Le sujet parle de lui-même et bien entendu la médiathèque était comble.
Tout le monde sait qu'entre le XVe et le XVIIIe siècle, l'Europe a été touchée par une vague de procès pour sorcellerie qui a donné lieu à des horreurs, tant au point de vue des tortures infligées aux personnes pour les faire avouer, qu'au point de vue des conditions des exécutions...les personnes étaient brûlées vives sur des bûchers devant la population entière.
Mais saviez-vous qu'en France, 80 % des suppliciés étaient des femmes ?

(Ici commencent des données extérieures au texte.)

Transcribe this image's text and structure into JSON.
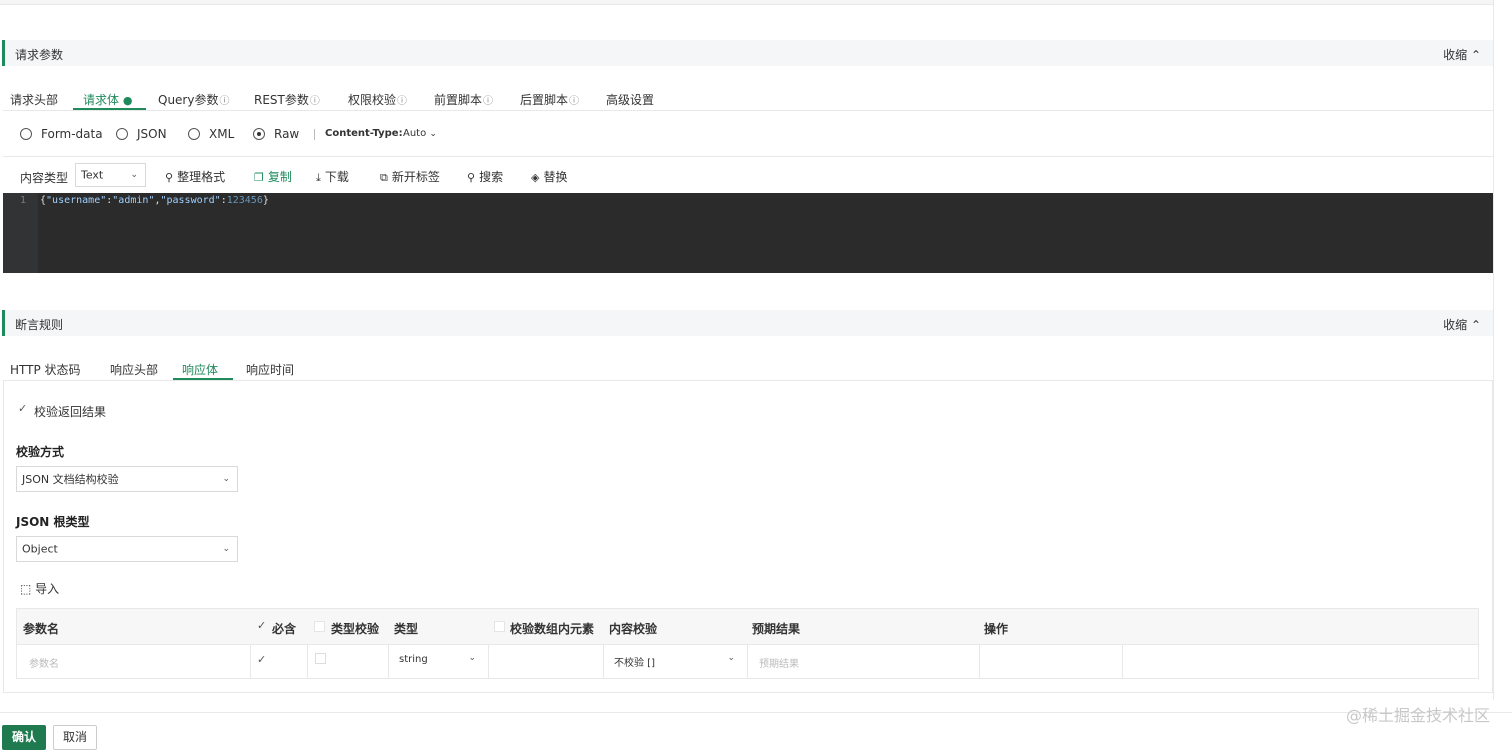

Et pourquoi en a-t-il été ainsi ?
Loin de moi l'idée de retracer tous les détails de cette conférence très intéressante. Mais c'est l'occasion de redécouvrir le sort que l'on réservait aux femmes à cette époque.
Lorsque les historiens parlent de véritable "féminicide" et annoncent les chiffres de 200 000 à 500 000 procès durant cette période, cela fait peur...
Catherine Ribotton est passionnée. Elle a su particulièrement intéresser le public en bien posant la problématique de l'historien qui ne peut malheureusement pas avoir accès à tous les documents concernant les procès, car certaines pièces ont été tout simplement détruites intentionnellement. Elle pose bien aussi le problème du discours unique, car qui écrit l'Histoire si ce n'est le vainqueur et dans ce cas présent, c'est donc la seule voix des ecclésiastiques qui est entendue...
Après avoir retracé le contexte historique, elle s'est attachée au cours de sa conférence, à montrer pourquoi les femmes faisaient si peur.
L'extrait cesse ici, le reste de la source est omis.